I think most people would agree that with Myki we’ve got a problem. A system which is enormously expensive, which is generally less responsive and reliable than similar systems elsewhere, not to mention not offering a single use ticket option.
But one argument I don’t buy is that Metcard is perfect. The bureaucracy will claim it was near, or at, end-of-life. And certainly it doesn’t work perfectly. Only a couple of weeks ago I watched Metro staff at Flagstaff trying to unjam a ticket from one of the gates.
In fact, Metcard never really did work perfectly. A big part of the problem is the mass of moving parts.
Here, from seven years ago, is a photocopy of the form I filled-in to get my Yearly ticket replaced when it went kaputsky part way through its twelve month life. At least with a contactless card such as Myki, such things (while not unknown) seem to be a lot rarer.
But how does reliability compare between the two systems (even taking into account that Myki is a bit hobbled for a few more months by tram and bus drivers not having any control console)? PTV’s Track Record has details of Metcard reliability, but not Myki. Surely it’s time this changed.
5 replies on “Metcard never did work perfectly, but there’s little visibility of Myki reliability”
One theory – the inclusion of Metcard reliability data in ‘Track Record’ was part of the original Automated Ticketing contract with OneLink, and the TTA didn’t write the same clause in the Myki contract with Kamco.

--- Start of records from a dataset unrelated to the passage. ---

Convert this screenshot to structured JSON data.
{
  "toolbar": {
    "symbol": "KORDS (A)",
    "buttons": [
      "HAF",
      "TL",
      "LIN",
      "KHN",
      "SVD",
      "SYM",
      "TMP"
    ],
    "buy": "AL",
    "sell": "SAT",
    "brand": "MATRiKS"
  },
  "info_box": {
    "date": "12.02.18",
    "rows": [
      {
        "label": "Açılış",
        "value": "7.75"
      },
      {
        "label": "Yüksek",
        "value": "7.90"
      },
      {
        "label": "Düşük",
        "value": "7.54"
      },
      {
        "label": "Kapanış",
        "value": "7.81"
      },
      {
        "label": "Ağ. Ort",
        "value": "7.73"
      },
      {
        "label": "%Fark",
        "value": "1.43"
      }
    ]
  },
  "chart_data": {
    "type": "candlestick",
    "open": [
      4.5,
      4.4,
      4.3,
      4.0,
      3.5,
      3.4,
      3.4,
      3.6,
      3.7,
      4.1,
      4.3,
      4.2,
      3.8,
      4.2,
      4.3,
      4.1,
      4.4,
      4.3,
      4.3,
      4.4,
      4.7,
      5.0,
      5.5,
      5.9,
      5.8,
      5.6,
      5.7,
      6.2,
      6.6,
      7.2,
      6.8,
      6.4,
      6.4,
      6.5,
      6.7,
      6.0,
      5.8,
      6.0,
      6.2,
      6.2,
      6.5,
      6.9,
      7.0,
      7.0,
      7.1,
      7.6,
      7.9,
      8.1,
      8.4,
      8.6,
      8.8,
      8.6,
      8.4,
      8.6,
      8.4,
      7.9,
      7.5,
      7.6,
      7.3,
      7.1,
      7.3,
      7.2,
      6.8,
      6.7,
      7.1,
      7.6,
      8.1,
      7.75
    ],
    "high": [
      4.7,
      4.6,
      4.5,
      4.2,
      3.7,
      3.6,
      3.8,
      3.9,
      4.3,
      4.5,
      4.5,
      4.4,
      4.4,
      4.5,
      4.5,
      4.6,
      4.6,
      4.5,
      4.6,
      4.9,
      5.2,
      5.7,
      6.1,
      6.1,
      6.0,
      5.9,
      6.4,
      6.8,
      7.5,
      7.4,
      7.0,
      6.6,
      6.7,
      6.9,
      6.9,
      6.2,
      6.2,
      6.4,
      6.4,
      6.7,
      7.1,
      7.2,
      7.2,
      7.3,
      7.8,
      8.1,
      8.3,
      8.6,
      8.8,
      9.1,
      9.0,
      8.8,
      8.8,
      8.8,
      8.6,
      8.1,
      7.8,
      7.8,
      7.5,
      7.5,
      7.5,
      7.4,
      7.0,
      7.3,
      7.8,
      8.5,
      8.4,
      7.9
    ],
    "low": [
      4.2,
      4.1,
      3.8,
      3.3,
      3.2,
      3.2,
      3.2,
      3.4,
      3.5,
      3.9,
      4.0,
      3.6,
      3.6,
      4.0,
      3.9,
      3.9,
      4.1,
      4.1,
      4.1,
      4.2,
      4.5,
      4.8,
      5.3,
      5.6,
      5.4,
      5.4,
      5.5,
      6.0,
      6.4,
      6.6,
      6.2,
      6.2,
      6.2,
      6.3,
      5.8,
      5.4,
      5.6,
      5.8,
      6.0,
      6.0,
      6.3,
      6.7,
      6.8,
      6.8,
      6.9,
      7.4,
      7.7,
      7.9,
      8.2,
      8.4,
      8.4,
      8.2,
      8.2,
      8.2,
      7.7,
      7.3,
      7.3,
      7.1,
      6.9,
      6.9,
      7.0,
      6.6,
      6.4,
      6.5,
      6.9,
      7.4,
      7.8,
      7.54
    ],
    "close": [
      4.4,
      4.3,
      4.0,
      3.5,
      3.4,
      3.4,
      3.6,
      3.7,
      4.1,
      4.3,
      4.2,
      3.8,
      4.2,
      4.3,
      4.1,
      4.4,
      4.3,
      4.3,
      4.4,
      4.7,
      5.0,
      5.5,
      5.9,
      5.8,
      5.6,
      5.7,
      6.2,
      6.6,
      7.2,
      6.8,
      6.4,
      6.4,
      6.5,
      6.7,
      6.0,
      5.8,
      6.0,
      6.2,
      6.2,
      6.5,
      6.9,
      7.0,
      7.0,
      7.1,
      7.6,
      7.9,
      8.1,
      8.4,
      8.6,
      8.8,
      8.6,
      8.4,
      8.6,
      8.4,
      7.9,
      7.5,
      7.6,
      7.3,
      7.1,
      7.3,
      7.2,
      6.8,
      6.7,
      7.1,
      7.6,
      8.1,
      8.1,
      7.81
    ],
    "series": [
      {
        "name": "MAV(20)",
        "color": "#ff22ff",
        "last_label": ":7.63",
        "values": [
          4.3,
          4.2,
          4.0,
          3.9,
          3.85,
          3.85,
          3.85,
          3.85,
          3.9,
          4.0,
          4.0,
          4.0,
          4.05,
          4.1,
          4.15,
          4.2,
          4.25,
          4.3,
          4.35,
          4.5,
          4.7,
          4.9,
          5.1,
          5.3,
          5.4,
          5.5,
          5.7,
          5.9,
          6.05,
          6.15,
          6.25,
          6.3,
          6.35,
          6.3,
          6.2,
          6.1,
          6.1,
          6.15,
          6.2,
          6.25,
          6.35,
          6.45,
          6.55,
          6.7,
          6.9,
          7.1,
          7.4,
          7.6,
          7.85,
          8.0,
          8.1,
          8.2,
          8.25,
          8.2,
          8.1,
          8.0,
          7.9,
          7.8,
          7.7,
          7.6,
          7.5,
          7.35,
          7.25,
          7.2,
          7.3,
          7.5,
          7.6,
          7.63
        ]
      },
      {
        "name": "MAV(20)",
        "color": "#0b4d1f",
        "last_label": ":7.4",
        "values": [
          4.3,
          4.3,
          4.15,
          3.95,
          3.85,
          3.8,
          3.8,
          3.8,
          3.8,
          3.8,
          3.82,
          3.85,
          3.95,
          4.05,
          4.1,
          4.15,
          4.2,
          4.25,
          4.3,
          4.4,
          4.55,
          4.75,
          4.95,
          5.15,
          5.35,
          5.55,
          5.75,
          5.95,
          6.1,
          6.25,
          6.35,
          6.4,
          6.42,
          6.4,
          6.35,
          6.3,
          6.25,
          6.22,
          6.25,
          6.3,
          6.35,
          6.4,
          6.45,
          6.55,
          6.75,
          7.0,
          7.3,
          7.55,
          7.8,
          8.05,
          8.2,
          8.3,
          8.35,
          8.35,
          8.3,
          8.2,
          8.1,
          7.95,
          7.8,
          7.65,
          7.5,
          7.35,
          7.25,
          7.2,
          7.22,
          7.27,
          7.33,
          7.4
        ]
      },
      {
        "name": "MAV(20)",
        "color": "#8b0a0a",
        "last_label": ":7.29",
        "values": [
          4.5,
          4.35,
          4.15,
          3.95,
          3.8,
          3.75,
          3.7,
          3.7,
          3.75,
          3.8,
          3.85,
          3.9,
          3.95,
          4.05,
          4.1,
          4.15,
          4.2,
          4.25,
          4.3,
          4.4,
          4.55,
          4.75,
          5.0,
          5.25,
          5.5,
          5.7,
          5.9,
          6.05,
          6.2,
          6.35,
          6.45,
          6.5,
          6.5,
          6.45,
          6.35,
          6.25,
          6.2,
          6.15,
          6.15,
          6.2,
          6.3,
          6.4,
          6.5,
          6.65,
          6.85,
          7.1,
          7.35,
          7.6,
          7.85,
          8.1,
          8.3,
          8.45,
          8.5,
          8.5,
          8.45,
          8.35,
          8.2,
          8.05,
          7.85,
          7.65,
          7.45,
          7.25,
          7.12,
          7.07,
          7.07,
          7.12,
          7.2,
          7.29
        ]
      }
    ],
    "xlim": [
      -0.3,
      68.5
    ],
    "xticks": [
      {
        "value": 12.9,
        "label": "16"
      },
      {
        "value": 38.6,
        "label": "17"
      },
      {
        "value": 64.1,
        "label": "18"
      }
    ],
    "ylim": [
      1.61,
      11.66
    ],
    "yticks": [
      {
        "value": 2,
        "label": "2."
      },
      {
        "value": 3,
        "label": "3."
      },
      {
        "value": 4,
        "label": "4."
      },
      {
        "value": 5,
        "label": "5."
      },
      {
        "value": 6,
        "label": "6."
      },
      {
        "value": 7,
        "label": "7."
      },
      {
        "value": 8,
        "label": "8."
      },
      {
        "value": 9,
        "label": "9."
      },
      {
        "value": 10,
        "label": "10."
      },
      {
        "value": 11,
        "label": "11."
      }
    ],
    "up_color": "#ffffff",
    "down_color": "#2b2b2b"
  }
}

On the other hand, this response from the Department of Transport suggests that the data will be published in ‘Track Record’ once “the system is in a steady state of operations (ie post-transition from Metcard)”:
One of the main problems with the state government is that every time there is a change of parties everyone gets the arse and all their mates get hired. Takes at least a term to get everything up again.
Myki can’t even refund via bank to bank transfers, have to send a cheque I have heard.
Well that has a purpose. A lot of the cheques never get presented.
@Enno: There’s a substantial percentage of Aussies that have never had a cheque account, or use bank tellers on a week to week basis, so these cheques for small amounts just build up in that stack of paperwork. I’d be happy if they eliminated them, maybe banks would too, given that the clearance for them hasn’t changed in the 40 or so years I’ve used them, and the processes for writing cheques to present to retail outlets isn’t getting any better.
( /end rant on cheques)
ACT use a similar thing, they seem to work
Hard to see what can go wrong with an arphid system.
As far as I know, you don’t need a cheque account to deposit cheques into.
Lots of people who don’t have a cheque account and don’t write cheques, still have to deposit pay cheques and tax refund cheques and government handout cheques and medicare rebates into a bank account.
The point I was making, apparently not clearly, is that a lot of people forget to take small cheques to the bank, and that is why a lot of companies which have to send out small payments, or refunds, like to use cheques, because they know a lot of them will never be banked.